いまでも多くの日本人が韓国やマカオ、そしてラスベガスへと出かけている。どこのカジノもある程度の時間カジノで遊んでくれれば航空券やホテル代まで無料という特典をつけてでも観光客を誘致している。だから相当額のお金が海外流出しているはずである。
そして今の世界のカジノを盛り上げているのは間違いなく中国人である。私は去年モナコのカジノを訪れてその閑散としている現場に愕然とした。少しだけロシア人とかアラブ系の金持ち風が遊んでいたが、ほとんどガラガラの様相である。マカオやラスベガスが中国人で満ち溢れて活気があるのと比べると対照的である。彼らはそれほどギャンブルが好きな文化なのだろう。
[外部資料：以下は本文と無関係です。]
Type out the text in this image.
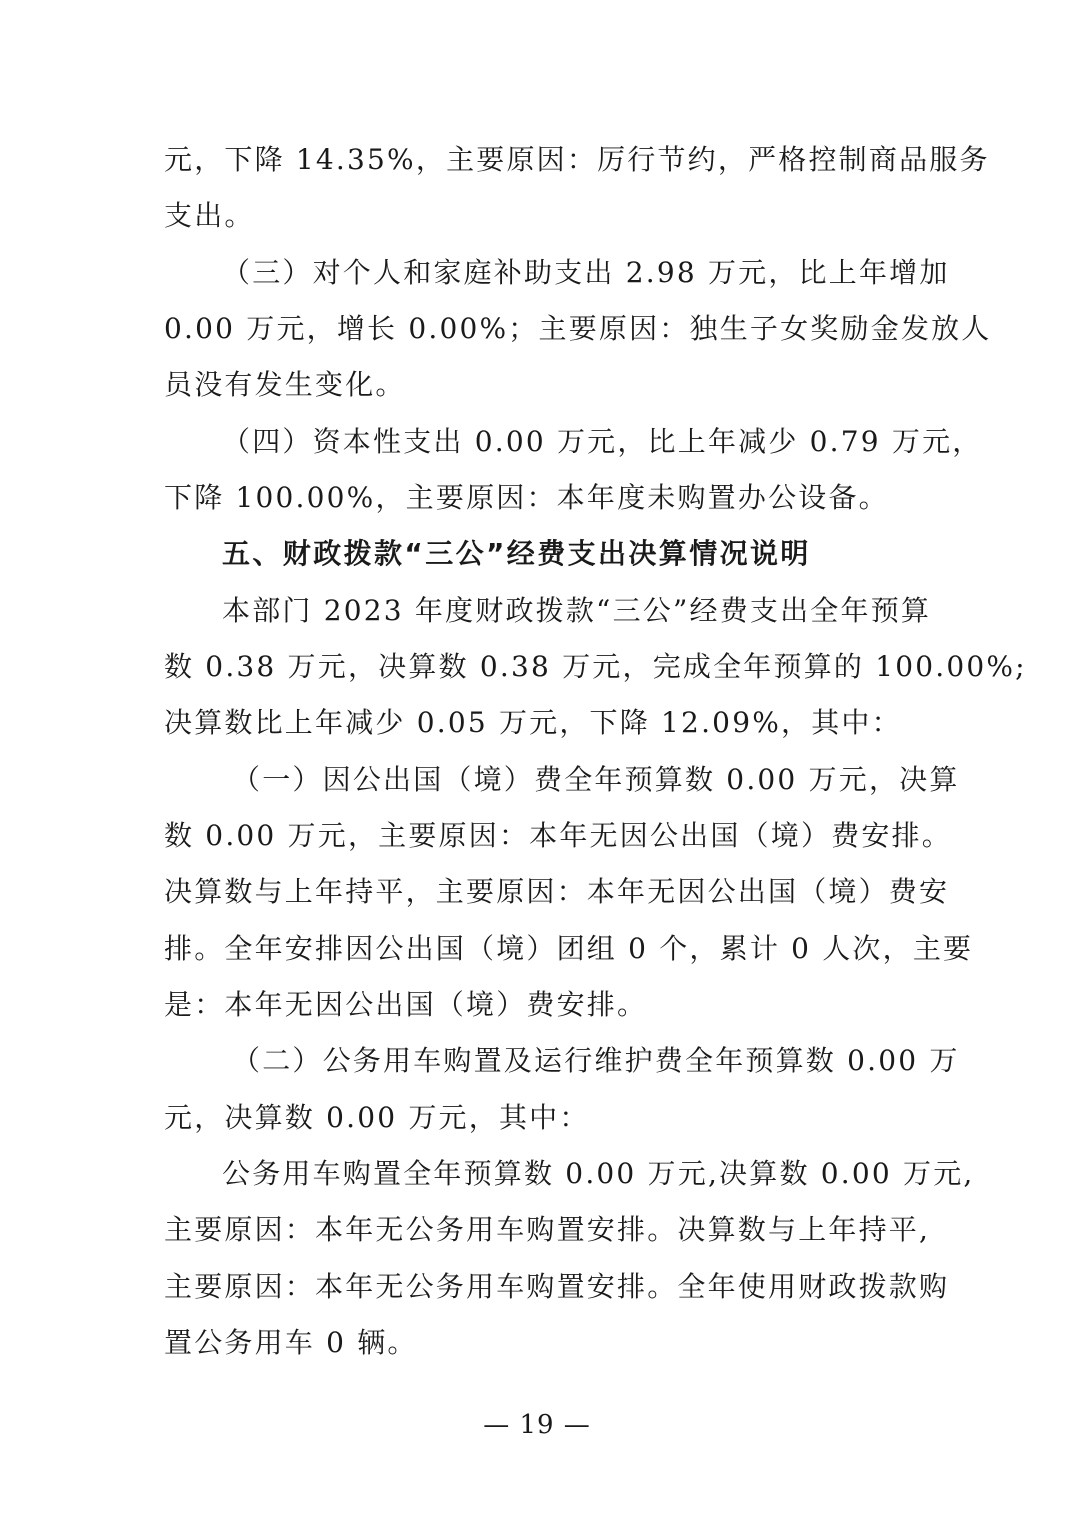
元，下降 14.35%，主要原因：厉行节约，严格控制商品服务
支出。
（三）对个人和家庭补助支出 2.98 万元，比上年增加
0.00 万元，增长 0.00%；主要原因：独生子女奖励金发放人
员没有发生变化。
（四）资本性支出 0.00 万元，比上年减少 0.79 万元，
下降 100.00%，主要原因：本年度未购置办公设备。
五、财政拨款“三公”经费支出决算情况说明
本部门 2023 年度财政拨款“三公”经费支出全年预算
数 0.38 万元，决算数 0.38 万元，完成全年预算的 100.00%;
决算数比上年减少 0.05 万元，下降 12.09%，其中：
（一）因公出国（境）费全年预算数 0.00 万元，决算
数 0.00 万元，主要原因：本年无因公出国（境）费安排。
决算数与上年持平，主要原因：本年无因公出国（境）费安
排。全年安排因公出国（境）团组 0 个，累计 0 人次，主要
是：本年无因公出国（境）费安排。
（二）公务用车购置及运行维护费全年预算数 0.00 万
元，决算数 0.00 万元，其中：
公务用车购置全年预算数 0.00 万元,决算数 0.00 万元,
主要原因：本年无公务用车购置安排。决算数与上年持平,
主要原因：本年无公务用车购置安排。全年使用财政拨款购
置公务用车 0 辆。
— 19 —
台湾から程近い、もちろん中国南部からも近い沖縄は多くの中国人富裕層をひきつけることは間違いない。沖縄にはゴルフ場やマリンスポーツも充実している。雇用面でも良い影響があるに違いない。総合レジャー施設として大ヒットする可能性は高いだろう。
そして現在の米軍基地移設問題にも良い影響があると考える。基地の県外移転については防衛ラインの問題を懸念する向きもあるが、それ以外で反対勢力になっているのはやはり経済的な悪影響である。米軍人の引き起こす犯罪や騒音を理由に基地移転を唱えるものもいれば、基地経済で成り立っている町も産業もあるのだ。だから移転となれば反対する人も相当数いる。しかし、基地経済の代替手段としてカジノ特区は非常に筋が良い。つまり基地の県外移転に反対する勢力を相当数押さえ込め、問題の解決をはやめる可能性がある。
カジノ合法化で反対勢力が必ず唱えるのは、カジノ中毒者の発生と治安の悪化である。
しかし、ギャンブル中毒者は既に日本に多数存在する。パチンコを筆頭に、競馬・競輪・競艇・オートと合法ギャンブルから、闇スロや闇カジノなど非合法ギャンブルまで、消費者金融の多重債務者の多くはギャンブル狂である。カジノを合法化したところで大して数は変わらない。増えも減りもしないだろう。もう一つは治安の悪化懸念だろうが、パチンコ屋の周辺で治安が悪化下なんて話は聞かない。それこそ全国津々浦々にパチンコ屋は存在するだろう。
むしろ、現在実質的な非合法状態にあるパチンコが合法カジノに客を奪われ自然淘汰することにより、国全体では税収アップに寄与するはずだ。今の亀井氏ならこのカジノ立法という荒業に成功する可能性はゼロではあるまい。さすが、政治屋の面目躍如だ。抜け目ない。